Right now, America is in a crisis, obviously. Novels like The Handmaid’s Tale, which I will review soon after I finish re-reading, remind us to protect against threats from without. But this novel reminds us to protect against the threats from within. Our protagonist has been arrested for his crimes against the Party.
Communism is very strange to me. It’s so often the go-to boogie man in books and film and politics…the Rocky IVs and Red Dawns and Indiana Jones-s of my childhood, or a laughably weird punchline in movies like The Russians are Coming, The Russians are Coming or Dr Strangelove, and even more weird feelings in The Americans where they come off as an overbearing boss, something real to believe in, a counterweight to the craziness of Reagan-era America, and a truly depraved system that chews up its own.
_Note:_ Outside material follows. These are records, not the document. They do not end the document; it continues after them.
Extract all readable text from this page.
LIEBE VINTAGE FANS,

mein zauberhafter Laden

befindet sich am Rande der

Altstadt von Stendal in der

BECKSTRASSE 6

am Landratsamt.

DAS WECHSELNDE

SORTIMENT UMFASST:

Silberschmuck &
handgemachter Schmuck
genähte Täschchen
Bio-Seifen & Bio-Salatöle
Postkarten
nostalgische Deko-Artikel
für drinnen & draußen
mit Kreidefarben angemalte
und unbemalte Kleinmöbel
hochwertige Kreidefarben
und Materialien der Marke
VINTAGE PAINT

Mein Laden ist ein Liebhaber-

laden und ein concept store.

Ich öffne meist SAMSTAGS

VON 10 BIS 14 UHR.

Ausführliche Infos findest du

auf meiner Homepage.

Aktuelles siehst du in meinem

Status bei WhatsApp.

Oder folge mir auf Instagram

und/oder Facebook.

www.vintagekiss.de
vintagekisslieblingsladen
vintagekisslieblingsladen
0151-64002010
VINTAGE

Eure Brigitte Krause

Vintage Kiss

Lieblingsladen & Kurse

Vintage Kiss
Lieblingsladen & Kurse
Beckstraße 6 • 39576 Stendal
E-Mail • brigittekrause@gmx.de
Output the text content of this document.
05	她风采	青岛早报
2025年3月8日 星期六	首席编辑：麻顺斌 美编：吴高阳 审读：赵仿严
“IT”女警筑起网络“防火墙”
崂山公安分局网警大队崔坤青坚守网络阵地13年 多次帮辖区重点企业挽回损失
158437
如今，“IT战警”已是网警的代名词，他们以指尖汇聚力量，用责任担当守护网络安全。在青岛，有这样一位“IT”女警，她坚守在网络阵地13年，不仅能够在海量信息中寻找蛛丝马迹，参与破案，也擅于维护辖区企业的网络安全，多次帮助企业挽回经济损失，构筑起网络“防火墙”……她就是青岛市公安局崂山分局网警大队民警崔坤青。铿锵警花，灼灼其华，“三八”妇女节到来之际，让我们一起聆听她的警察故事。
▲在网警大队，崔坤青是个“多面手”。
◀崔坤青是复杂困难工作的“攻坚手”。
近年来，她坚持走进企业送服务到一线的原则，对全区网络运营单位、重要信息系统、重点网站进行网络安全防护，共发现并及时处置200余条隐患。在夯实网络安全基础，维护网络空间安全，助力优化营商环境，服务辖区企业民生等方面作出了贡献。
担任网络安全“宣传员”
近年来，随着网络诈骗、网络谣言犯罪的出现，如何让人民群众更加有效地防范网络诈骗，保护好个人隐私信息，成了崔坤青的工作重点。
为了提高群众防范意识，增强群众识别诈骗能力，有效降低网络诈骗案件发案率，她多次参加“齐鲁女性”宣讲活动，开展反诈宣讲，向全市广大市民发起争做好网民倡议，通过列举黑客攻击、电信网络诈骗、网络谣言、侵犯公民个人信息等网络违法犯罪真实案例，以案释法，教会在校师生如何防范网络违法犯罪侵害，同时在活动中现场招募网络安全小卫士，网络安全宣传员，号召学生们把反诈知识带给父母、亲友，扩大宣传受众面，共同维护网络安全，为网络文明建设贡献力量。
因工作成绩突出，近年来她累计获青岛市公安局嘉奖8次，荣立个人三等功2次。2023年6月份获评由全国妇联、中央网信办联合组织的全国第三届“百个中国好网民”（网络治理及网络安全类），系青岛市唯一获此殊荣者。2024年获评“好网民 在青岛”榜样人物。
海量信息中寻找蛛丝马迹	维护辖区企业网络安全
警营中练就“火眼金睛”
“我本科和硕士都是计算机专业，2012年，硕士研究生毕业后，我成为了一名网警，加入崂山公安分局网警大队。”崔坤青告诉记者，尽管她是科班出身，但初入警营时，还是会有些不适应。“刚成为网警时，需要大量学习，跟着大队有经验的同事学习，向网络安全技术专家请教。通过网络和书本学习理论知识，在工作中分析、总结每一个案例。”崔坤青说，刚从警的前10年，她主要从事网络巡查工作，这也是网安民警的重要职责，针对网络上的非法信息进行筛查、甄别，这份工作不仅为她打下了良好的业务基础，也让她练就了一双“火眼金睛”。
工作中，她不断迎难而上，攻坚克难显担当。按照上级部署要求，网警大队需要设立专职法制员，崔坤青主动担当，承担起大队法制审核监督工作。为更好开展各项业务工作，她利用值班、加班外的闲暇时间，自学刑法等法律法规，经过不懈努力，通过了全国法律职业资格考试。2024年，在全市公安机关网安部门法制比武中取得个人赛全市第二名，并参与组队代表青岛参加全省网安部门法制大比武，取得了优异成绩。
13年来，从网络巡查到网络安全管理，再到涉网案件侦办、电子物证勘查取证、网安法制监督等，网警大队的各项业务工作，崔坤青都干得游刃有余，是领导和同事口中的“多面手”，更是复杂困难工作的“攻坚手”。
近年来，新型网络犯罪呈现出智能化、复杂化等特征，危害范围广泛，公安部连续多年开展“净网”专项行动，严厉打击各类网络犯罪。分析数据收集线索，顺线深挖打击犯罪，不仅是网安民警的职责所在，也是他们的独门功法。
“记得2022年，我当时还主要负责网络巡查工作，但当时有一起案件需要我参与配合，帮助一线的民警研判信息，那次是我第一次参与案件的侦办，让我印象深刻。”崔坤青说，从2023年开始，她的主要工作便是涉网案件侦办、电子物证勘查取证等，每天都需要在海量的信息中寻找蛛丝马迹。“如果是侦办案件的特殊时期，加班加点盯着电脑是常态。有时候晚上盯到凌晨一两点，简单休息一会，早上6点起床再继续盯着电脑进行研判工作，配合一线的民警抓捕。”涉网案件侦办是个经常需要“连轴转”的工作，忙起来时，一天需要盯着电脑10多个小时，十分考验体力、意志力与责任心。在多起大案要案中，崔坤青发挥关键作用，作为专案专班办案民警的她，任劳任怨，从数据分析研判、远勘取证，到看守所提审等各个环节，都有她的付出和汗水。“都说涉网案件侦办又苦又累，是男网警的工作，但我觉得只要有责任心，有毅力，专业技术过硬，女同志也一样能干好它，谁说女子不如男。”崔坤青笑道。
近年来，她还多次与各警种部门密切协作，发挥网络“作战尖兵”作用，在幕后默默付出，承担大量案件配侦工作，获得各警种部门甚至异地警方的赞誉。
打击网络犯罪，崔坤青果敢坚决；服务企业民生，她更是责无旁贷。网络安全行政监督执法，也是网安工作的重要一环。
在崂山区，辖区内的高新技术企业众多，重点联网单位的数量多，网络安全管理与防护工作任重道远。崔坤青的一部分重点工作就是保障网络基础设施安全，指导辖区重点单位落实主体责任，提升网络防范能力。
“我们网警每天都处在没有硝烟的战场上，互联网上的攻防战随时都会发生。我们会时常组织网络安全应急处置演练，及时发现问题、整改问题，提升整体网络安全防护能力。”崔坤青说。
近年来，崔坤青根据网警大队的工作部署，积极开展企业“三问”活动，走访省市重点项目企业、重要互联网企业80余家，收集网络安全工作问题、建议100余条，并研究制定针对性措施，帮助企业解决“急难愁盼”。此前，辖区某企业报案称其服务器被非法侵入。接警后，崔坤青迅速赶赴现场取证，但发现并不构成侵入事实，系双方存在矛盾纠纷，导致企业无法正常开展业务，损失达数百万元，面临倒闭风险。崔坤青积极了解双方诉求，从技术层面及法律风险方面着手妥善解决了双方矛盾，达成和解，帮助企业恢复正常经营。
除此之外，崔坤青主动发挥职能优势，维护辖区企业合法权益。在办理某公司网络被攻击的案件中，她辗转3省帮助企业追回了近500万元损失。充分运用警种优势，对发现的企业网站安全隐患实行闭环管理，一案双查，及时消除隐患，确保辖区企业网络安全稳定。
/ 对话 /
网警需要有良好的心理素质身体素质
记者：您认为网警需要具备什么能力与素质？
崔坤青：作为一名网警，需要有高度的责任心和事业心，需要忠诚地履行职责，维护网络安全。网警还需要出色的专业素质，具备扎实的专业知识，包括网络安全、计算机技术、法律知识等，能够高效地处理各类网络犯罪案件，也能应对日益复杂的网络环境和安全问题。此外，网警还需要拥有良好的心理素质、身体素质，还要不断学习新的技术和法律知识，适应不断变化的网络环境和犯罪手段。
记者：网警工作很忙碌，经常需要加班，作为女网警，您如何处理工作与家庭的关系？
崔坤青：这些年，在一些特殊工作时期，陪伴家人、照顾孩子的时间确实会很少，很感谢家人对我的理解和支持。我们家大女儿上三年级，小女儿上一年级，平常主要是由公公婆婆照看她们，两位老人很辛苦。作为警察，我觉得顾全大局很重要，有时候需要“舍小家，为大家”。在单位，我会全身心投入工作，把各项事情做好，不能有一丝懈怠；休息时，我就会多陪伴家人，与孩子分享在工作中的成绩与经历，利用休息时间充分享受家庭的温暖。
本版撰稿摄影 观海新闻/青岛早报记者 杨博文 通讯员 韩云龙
In addition, I have been reading a lot of Russian literature in the last year and will likely continue to do so. But the Russia of Darkness at Noon is not the Russia of Anna Karenina is not the Russia of Putin is not the Russia of Nabokov. But also, it is. The singular common factor in all Russian novels is a samovar brewing in the corner. This is NOT a Russian novel however. It is a Hungarian novel, written in German, taking on the Russian question. And maybe that is one of the differences. To be outside one system gives you enough distance to not try to humanize it, but to be within another gives you the insight to speak truth without exaggeration. Maybe that’s why this novel rings quite true, without feeling at all like hyperbole.
Rubashov (the protagonist) believes in the Party, or did, until he didn’t. And even if his current feelings are unclear, his understanding is not. He knows what is happening, and what will happen. He is not the protagonist of Nabokov’s Invitation to a Beheading whose increasingly convoluted experiences in prison devolve farther and farther away from reality. Rubashov understands everything. And so, he waits. He waits and he looks for comfort. Comfort comes from his memories, from his life, and from his conversations via the tapping of codes on prison walls with his glasses. He waits, knowing that he will die from execution. But this isn’t a novel of dread. It’s strange that way.
Koestler writes: “None of this did Richard know; but Rubashov knew it. The movement lay in ruins, but its Intelligence and Control Department still functioned; it was perhaps the only part of it which did function, and at that time Rubashov stood at the head of it. The bull-necked young man in the Sunday suit did not know that either; he only know that Anny had been taken away and that one had to go on distributing pamphlets and scribbling on walls; and that Rubashov, who was a comrade from the Central Committee of the Party, was to be trusted like a father; but that one must not show this feeling nor betray any weakness. For he who was soft and sentimental was no good for the task and had to be pushed aside–pushed out of the movement, into solitude and the outer darkness.”
And yet, and yet.
“‘The Party is going through a severe trial. Other revolutionary parties have been through even more difficult ones. The deciding factor is our unbroken will. Whoever goes soft and weak does not belong in our ranks.'”
And:
“‘What I don’t understand,’ he said, ‘is this. You now openly admit that for years you have had the conviction that we were ruining the Revolution; and in the same breath you deny that you belonged to the opposition and that you plotted against us. Do you really expect me to believe that you sat watching us with your hand in your lap–while, according to your conviction, we led country and Party to destruction?'”
Because of my position within the Left (never Radical, never revolutionary, but romantically inclined), I have always had a weird kind of affection and conflicted connection to Communism. Anti-communism American BS has always felt propagandist and false, and I grew up in the 80s, so I got my share. But seeing anything that was like, yeah, eff man, let’s be Communists! also strikes me as wrongheaded if I am being generous, but ultimately childish, if I am being honest. Powerful regimes are truly awful. This is the account of a powerful regime, bent on staying in power; this is Ideology and its vulgar logic on full display. What makes this novel not truly terrifying is the calmness of the protagonist; what makes this novel truly terrifying is the inevitability that creates that calmness. This isn’t a dystopian novel…because it more or less already happened, so unlike even the saddest of those, there’s no glint of a way out.